Les politiques sécuritaires et les lois judiciaires ont entraîné une progression des chiffres de la détention, menant à une situation de surpopulation carcérale. Cette surpopulation entraîne l’augmentation de la délinquance et des suicides à l'intérieur des prisons et compromet, à terme, la réinsertion sociale des personnes incarcérées dont un tiers sont en attente de jugement.
L’an dernier, le Secours Catholique a participé à la conférence “À qui profite la prison ?” organisée par le Groupe national de concertation prison (GNCP) dont il est membre. À l’issue de cette conférence, les participants ont établi un constat : la prison ne profite ni aux détenus, ni à leurs familles, ni aux victimes… La société civile, de son côté, ne se satisfait plus des textes répressifs et de la promesse de construction d’établissements. Cette prise de conscience a ouvert une réflexion sur le sens de la “peine”.
Dans ce contexte, le Secours Catholique a poursuivi son combat pour l’application effective de la suspension de peine, et pour la promotion des peines alternatives comme les Tig (Travaux d’intérêt général). Le Secours Catholique participe également aux travaux de la CNCDH (Commission nationale consultative des droits de l’homme) sur les problèmes concernant la défense des droits des détenus et de leurs familles, des étrangers et des mineurs en détention, les questions relatives à l’homophobie, à l’utilisation informatique des données personnelles par l’administration ou le secteur privé et à leur interconnexion internationale, à la récidive…

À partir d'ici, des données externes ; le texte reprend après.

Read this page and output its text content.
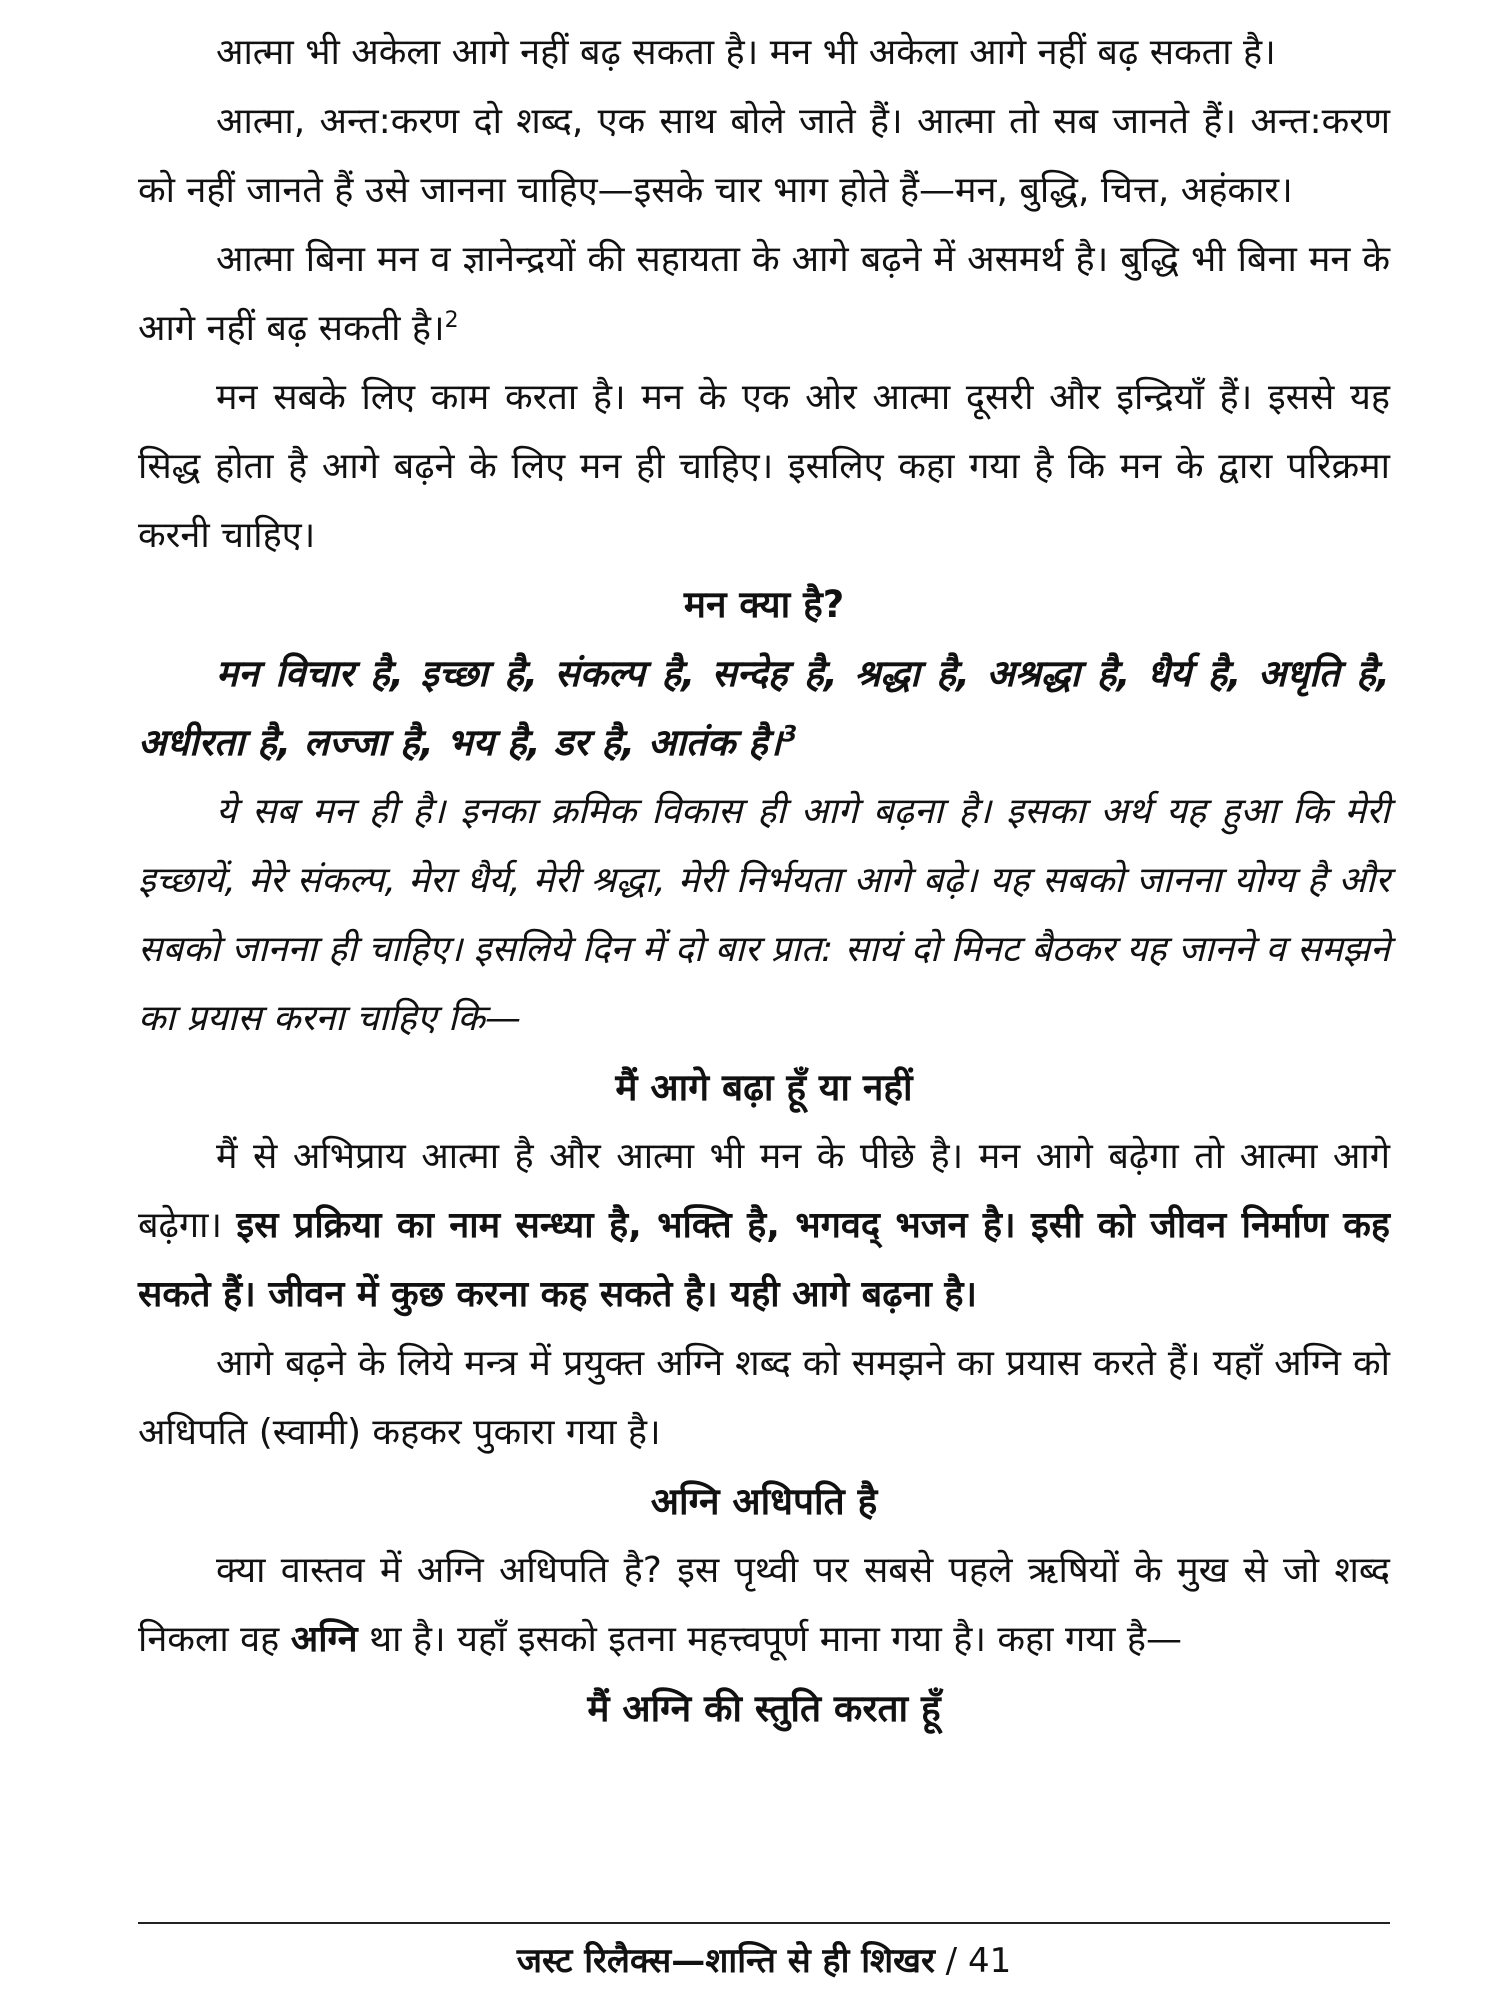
आत्मा भी अकेला आगे नहीं बढ़ सकता है। मन भी अकेला आगे नहीं बढ़ सकता है।

आत्मा, अन्त:करण दो शब्द, एक साथ बोले जाते हैं। आत्मा तो सब जानते हैं। अन्त:करण को नहीं जानते हैं उसे जानना चाहिए—इसके चार भाग होते हैं—मन, बुद्धि, चित्त, अहंकार।

आत्मा बिना मन व ज्ञानेन्द्रयों की सहायता के आगे बढ़ने में असमर्थ है। बुद्धि भी बिना मन के आगे नहीं बढ़ सकती है।$^2$

मन सबके लिए काम करता है। मन के एक ओर आत्मा दूसरी और इन्द्रियाँ हैं। इससे यह सिद्ध होता है आगे बढ़ने के लिए मन ही चाहिए। इसलिए कहा गया है कि मन के द्वारा परिक्रमा करनी चाहिए।

मन क्या है?

मन विचार है, इच्छा है, संकल्प है, सन्देह है, श्रद्धा है, अश्रद्धा है, धैर्य है, अधृति है, अधीरता है, लज्जा है, भय है, डर है, आतंक है।$^3$

ये सब मन ही है। इनका क्रमिक विकास ही आगे बढ़ना है। इसका अर्थ यह हुआ कि मेरी इच्छायें, मेरे संकल्प, मेरा धैर्य, मेरी श्रद्धा, मेरी निर्भयता आगे बढ़े। यह सबको जानना योग्य है और सबको जानना ही चाहिए। इसलिये दिन में दो बार प्रात: सायं दो मिनट बैठकर यह जानने व समझने का प्रयास करना चाहिए कि—

मैं आगे बढ़ा हूँ या नहीं

मैं से अभिप्राय आत्मा है और आत्मा भी मन के पीछे है। मन आगे बढ़ेगा तो आत्मा आगे बढ़ेगा। इस प्रक्रिया का नाम सन्ध्या है, भक्ति है, भगवद् भजन है। इसी को जीवन निर्माण कह सकते हैं। जीवन में कुछ करना कह सकते है। यही आगे बढ़ना है।

आगे बढ़ने के लिये मन्त्र में प्रयुक्त अग्नि शब्द को समझने का प्रयास करते हैं। यहाँ अग्नि को अधिपति (स्वामी) कहकर पुकारा गया है।

अग्नि अधिपति है

क्या वास्तव में अग्नि अधिपति है? इस पृथ्वी पर सबसे पहले ऋषियों के मुख से जो शब्द निकला वह अग्नि था है। यहाँ इसको इतना महत्त्वपूर्ण माना गया है। कहा गया है—

मैं अग्नि की स्तुति करता हूँ

जस्ट रिलैक्स—शान्ति से ही शिखर / 41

Avec la signature d’un protocole d’accord national qui consacre la présence des bénévoles au sein des locaux pénitentiaires et ouvre des perspectives pour le développement d’activités adaptées aux besoins des personnes détenues, les relations entre le Secours Catholique et l’administration pénitentiaire ont marqué une avancée majeure.

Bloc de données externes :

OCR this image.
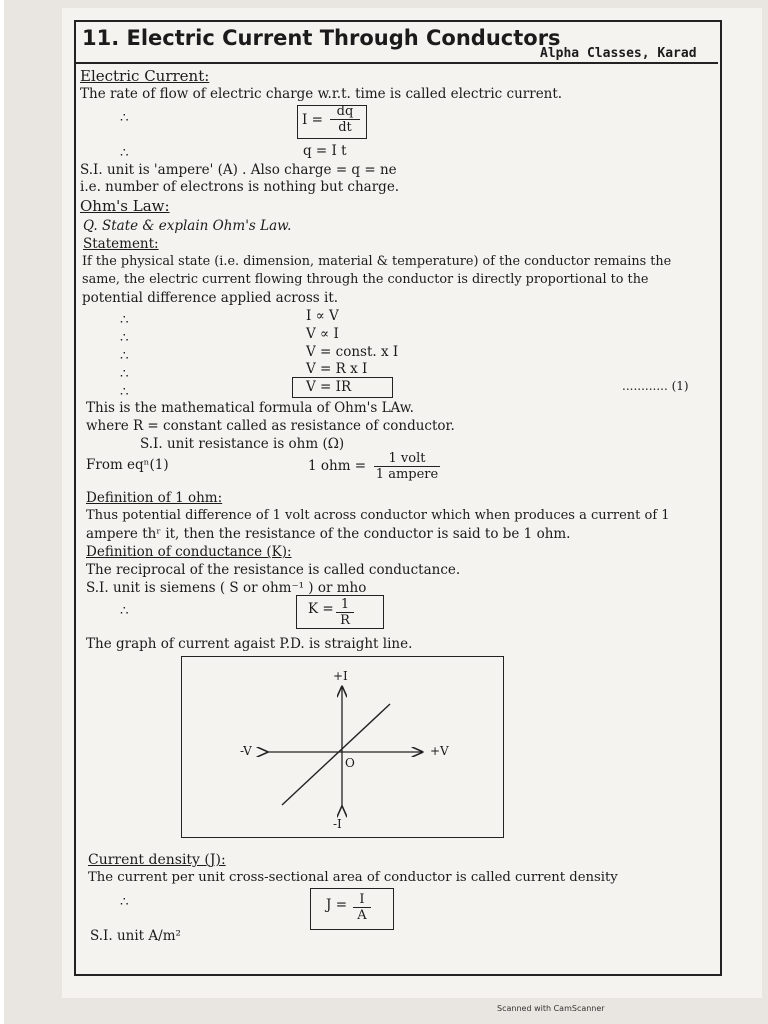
11. Electric Current Through Conductors
Alpha Classes, Karad
Electric Current:
The rate of flow of electric charge w.r.t. time is called electric current.
∴	$I = \frac{dq}{dt}$
∴	q = I t
S.I. unit is 'ampere' (A) . Also charge = q = ne
i.e. number of electrons is nothing but charge.
Ohm's Law:
Q. State & explain Ohm's Law.
Statement:
If the physical state (i.e. dimension, material & temperature) of the conductor remains the
same, the electric current flowing through the conductor is directly proportional to the
potential difference applied across it.
∴	I ∝ V
∴	V ∝ I
∴	V = const. x I
∴	V = R x I
∴	V = IR	............ (1)
This is the mathematical formula of Ohm's LAw.
where R = constant called as resistance of conductor.
S.I. unit resistance is ohm (Ω)
From eqⁿ(1)	1 ohm =	1 volt
1 ampere
Definition of 1 ohm:
Thus potential difference of 1 volt across conductor which when produces a current of 1
ampere thʳ it, then the resistance of the conductor is said to be 1 ohm.
Definition of conductance (K):
The reciprocal of the resistance is called conductance.
S.I. unit is siemens ( S or ohm⁻¹ ) or mho
∴	$K = \frac{1}{R}$
The graph of current agaist P.D. is straight line.
+I
-I
+V
-V
O
Current density (J):
The current per unit cross-sectional area of conductor is called current density
∴	$J = \frac{I}{A}$
S.I. unit A/m²
Scanned with CamScanner
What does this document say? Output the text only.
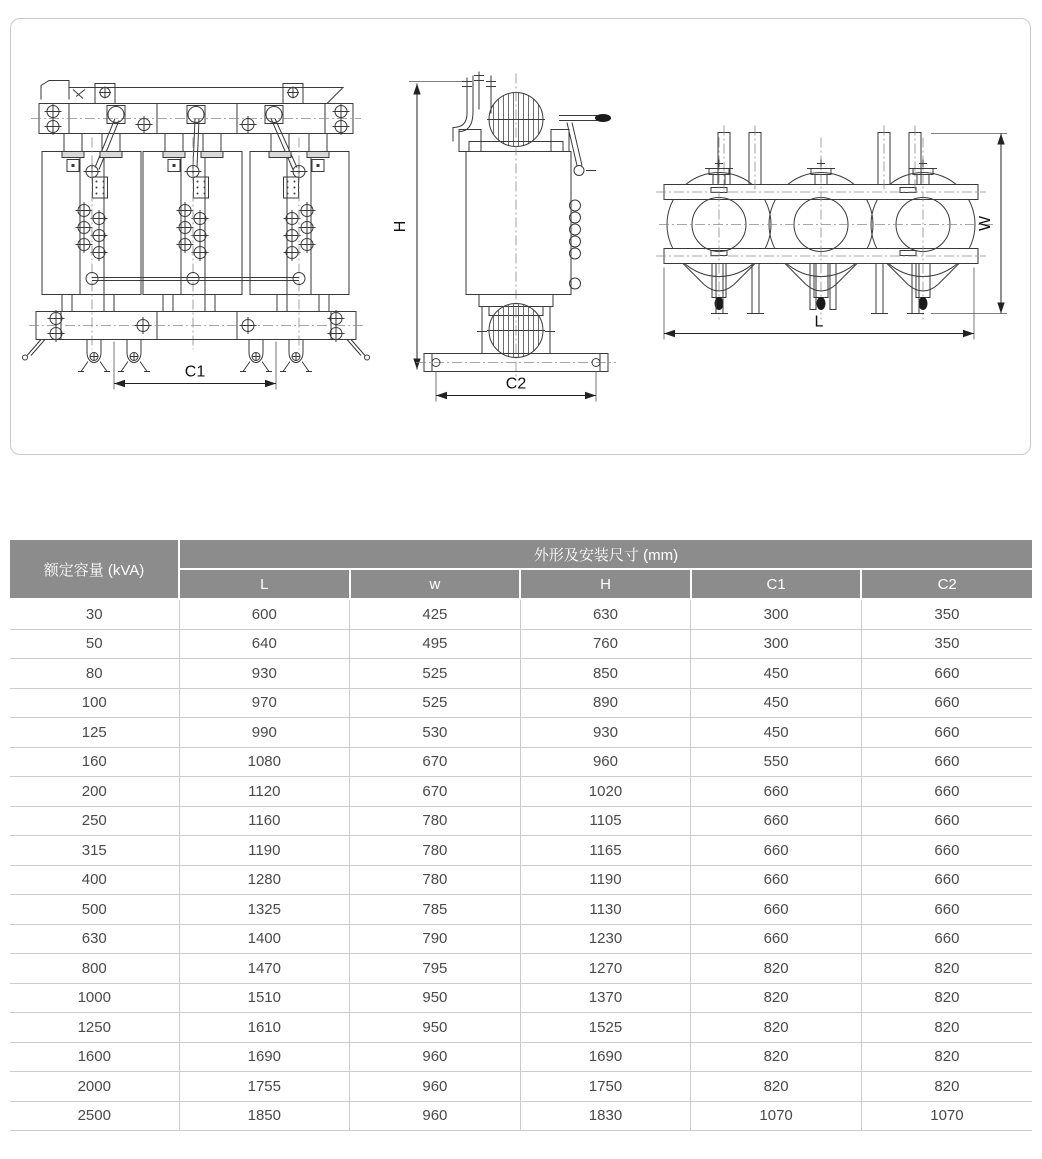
C1
H
C2
W
L
额定容量 (kVA)	外形及安装尺寸 (mm)				
	L	w	H	C1	C2
30	600	425	630	300	350
50	640	495	760	300	350
80	930	525	850	450	660
100	970	525	890	450	660
125	990	530	930	450	660
160	1080	670	960	550	660
200	1120	670	1020	660	660
250	1160	780	1105	660	660
315	1190	780	1165	660	660
400	1280	780	1190	660	660
500	1325	785	1130	660	660
630	1400	790	1230	660	660
800	1470	795	1270	820	820
1000	1510	950	1370	820	820
1250	1610	950	1525	820	820
1600	1690	960	1690	820	820
2000	1755	960	1750	820	820
2500	1850	960	1830	1070	1070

De nombreuses équipes locales du Secours Catholique s’impliquent pour améliorer la vie des détenus par un soutien quotidien (courrier, colis, aide aux détenus indigents…), en les informant sur leurs droits. Par ailleurs, le Secours Catholique a ouvert l’an dernier plusieurs chantiers de réflexion consacrés à la prostitution, à la santé mentale, au soutien aux victimes, en accompagnant leurs familles.